A fundamental shortcoming of deep neural networks is their specialization to a single task and domain. While recent techniques in multi-domain learning enable the learning of more domain-agnostic features, their success relies firmly on the presence of domain labels, typically requiring manual annotation and careful curation of datasets. Here we focus on latent domain learning, a highly realistic, yet less explored scenario: learning from data from different domains, without access to domain annotations. This is a particularly challenging problem, since standard models exhibit an implicit bias toward learning only the large domains in data, while disregarding smaller ones. To address this issue, we propose dynamic residual adapters that adaptively account for latent domains, and weighted domain transfer -a novel augmentation strategy designed specifically for this setting. Our techniques are evaluated on image classification tasks containing multiple unannotated domains, and we demonstrate they enhance performance, in particular, on the smallest of these.

1. INTRODUCTION

While the performance of deep learning has surpassed that of humans in a range of tasks (He et al., 2016; Silver et al., 2017) , machine learning models perform best when the learning objective is narrowly defined. Practical realities however often require the learning of joint models over semantically different examples. In this case, best performances are usually obtained by fitting a collection of models, with each model solving an individual subproblem. This is somewhat disappointing seeing how humans and other biological systems are capable of flexibly adapting to a large number of scenarios (Kaiser et al., 2017) . Past solutions that address this problem tend to fall into some category of multi-domain learning (Nam & Han, 2016; Bulat et al., 2019; Schoenauer-Sebag et al., 2019) . In this setting, models are learned over diverse datasets each associated with an underlying distribution.
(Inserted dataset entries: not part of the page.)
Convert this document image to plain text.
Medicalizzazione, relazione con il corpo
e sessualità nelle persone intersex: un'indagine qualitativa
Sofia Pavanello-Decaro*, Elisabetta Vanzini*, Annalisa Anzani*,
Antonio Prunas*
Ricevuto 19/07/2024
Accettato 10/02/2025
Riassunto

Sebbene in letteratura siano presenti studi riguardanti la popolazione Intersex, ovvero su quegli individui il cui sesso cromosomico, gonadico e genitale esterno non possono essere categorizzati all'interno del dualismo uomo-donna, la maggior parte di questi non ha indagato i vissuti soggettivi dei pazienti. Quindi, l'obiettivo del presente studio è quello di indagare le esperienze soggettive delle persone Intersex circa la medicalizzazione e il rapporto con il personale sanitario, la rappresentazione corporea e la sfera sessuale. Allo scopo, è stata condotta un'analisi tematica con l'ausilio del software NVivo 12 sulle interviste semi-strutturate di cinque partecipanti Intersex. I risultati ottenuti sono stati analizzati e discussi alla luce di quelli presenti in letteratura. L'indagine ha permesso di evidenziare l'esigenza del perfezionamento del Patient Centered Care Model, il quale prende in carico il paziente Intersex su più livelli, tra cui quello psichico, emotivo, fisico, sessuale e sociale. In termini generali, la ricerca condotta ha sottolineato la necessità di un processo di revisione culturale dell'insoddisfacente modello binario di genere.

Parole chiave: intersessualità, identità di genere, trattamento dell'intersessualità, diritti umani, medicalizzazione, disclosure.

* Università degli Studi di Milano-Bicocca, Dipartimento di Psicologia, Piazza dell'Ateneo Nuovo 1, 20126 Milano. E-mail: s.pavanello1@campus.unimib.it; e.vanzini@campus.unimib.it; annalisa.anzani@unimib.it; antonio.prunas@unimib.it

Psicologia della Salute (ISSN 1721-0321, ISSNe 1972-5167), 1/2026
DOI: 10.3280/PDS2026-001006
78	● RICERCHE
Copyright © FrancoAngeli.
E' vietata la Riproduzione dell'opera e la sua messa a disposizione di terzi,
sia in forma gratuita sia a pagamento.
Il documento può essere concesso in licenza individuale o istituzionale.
Multi-domain learning however relies firmly on the availability of domain annotations, for example to control domainspecific architectural elements (Rebuffi et al., 2017; 2018; Liu et al., 2019; Guo et al., 2019) . Reliance on domain annotations is not limited to the multi-domain scenario, their presence is also required in domain adaptation where models transfer between related tasks (Ganin et al., 2016; Tzeng et al., 2017; Hoffman et al., 2018; Xu et al., 2018; Peng et al., 2019a; Sun et al., 2019b) , continual learning (Kirkpatrick et al., 2017; Lopez-Paz & Ranzato, 2017; Riemer et al., 2019) , meta learning over multiple tasks (Finn et al., 2017; Li et al., 2018a) , or the generalization to previously unseen domains (Li et al., 2018b; 2019b; a; Gulrajani & Lopez-Paz, 2020) . The above approaches have established the notion that the presence of domain labels improves generalization. In the real world however, these can often be difficult or expensive to obtain. Consider images that were scraped from the web. Most image datasets such as Pascal VOC (Li et al., 2018a) or ImageNet (Deng et al., 2009) already rely on expensive manual filtering and the removal of different looking images. Existing multi-domain approaches require that the scraped images are further annotated for the mixture of content types they will contain, such as real world images or studio photos (Saenko et al., 2010) , clipart or sketches (Li et al., 2017) . This can be an expensive process, moreover it is not clear which variations (indoor/outdoor, urban/rural, etc.) should be grouped.